You heard it here first: I don’t know what I’m doing.
Yep, I really don’t. I have some pretty strong beliefs about what methods work and lots of evidence that they work; however, to be honest, I don’t know much about anything. To me, “know” is just code for “believe very strongly.” And I stay open to the possibility that my beliefs will shift and, as I work on myself and with others, that my understanding of what is most effective will continue to evolve. So, if yer lookin’ for the Final Answer, you’ll need to look elsewhere. I commit to give you my very best, and if my understanding of what is best shifts, what I tell you here and in my practice will also shift.
Here’s another one: I write a blog that deals extensively with self-judgment. I speak with authority on the issue. I help others beat self-judgment. I even get paid to do it. And yet, I still judge myself.

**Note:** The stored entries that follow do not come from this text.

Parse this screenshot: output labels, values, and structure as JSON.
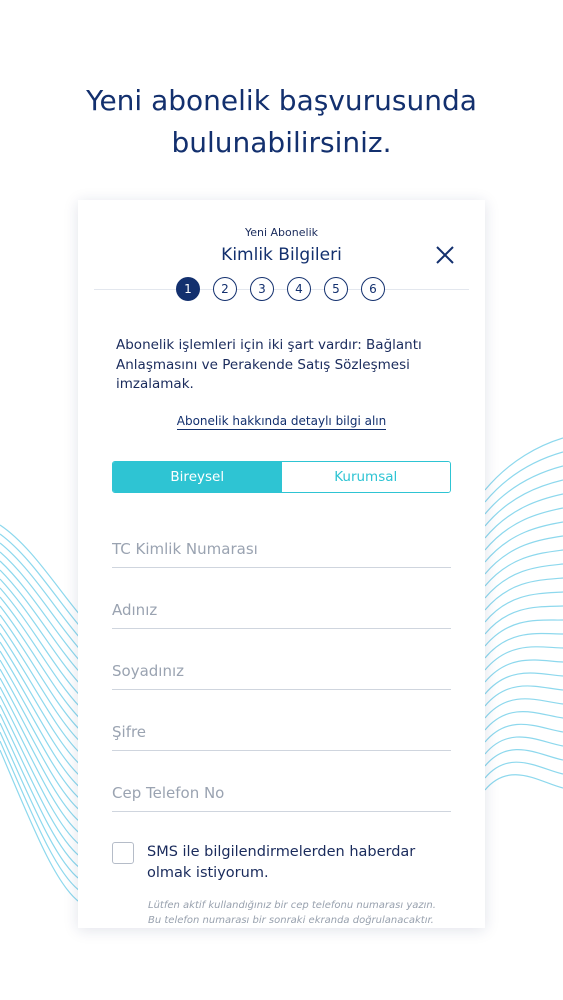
{
  "headline": {
    "line1": "Yeni abonelik başvurusunda",
    "line2": "bulunabilirsiniz."
  },
  "card": {
    "supertitle": "Yeni Abonelik",
    "title": "Kimlik Bilgileri",
    "close_icon": "close-icon",
    "steps": [
      "1",
      "2",
      "3",
      "4",
      "5",
      "6"
    ],
    "active_step": 1,
    "intro_text": "Abonelik işlemleri için iki şart vardır: Bağlantı Anlaşmasını ve Perakende Satış Sözleşmesi imzalamak.",
    "detail_link": "Abonelik hakkında detaylı bilgi alın",
    "segments": {
      "individual": "Bireysel",
      "corporate": "Kurumsal",
      "selected": "individual"
    },
    "fields": {
      "tc_placeholder": "TC Kimlik Numarası",
      "tc_value": "",
      "name_placeholder": "Adınız",
      "name_value": "",
      "surname_placeholder": "Soyadınız",
      "surname_value": "",
      "password_placeholder": "Şifre",
      "password_value": "",
      "phone_placeholder": "Cep Telefon No",
      "phone_value": ""
    },
    "sms_checkbox_label": "SMS ile bilgilendirmelerden haberdar olmak istiyorum.",
    "sms_checked": false,
    "hint_text": "Lütfen aktif kullandığınız bir cep telefonu numarası yazın. Bu telefon numarası bir sonraki ekranda doğrulanacaktır."
  },
  "colors": {
    "navy": "#13306e",
    "turquoise": "#2ec4d3",
    "placeholder": "#9aa3b1"
  }
}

Does this make me a hypocrite? Am I like a therapist who works with patients struggling with eating disorders while myself secretly binging and purging? Or a pointy-fingered televangelist who indulges in the same “sins” he so energetically denounces in others?
No, I don’t think it makes me a hypocrite. It makes me an expert. Because I don’t hide it, I don’t judge my judging, and I don’t wallow in it. I use the very tools that I advocate to others to work my way through my self-judgments. I know the tools work, because they have worked (and continue to work) for me.
Also, I don’t think of self-judgment negatively, like a chronic illness. Rather, it’s my valued teacher. One of the keys to overcoming self-judgment is to make friends with it, even to feel gratitude for it. That might sound counter-intuitive, but it’s an important point. Judging ourselves is a way that we try to take care of ourselves, because we have been well-schooled as a culture in the importance of using unhappiness as a tool to motivate ourselves to change.
I don’t think it’s an especially effective tool, but it can be the stimulus and the portal to complete transformation if we approach it with gentleness and curiosity.
And that, in my book, is something to be grateful for.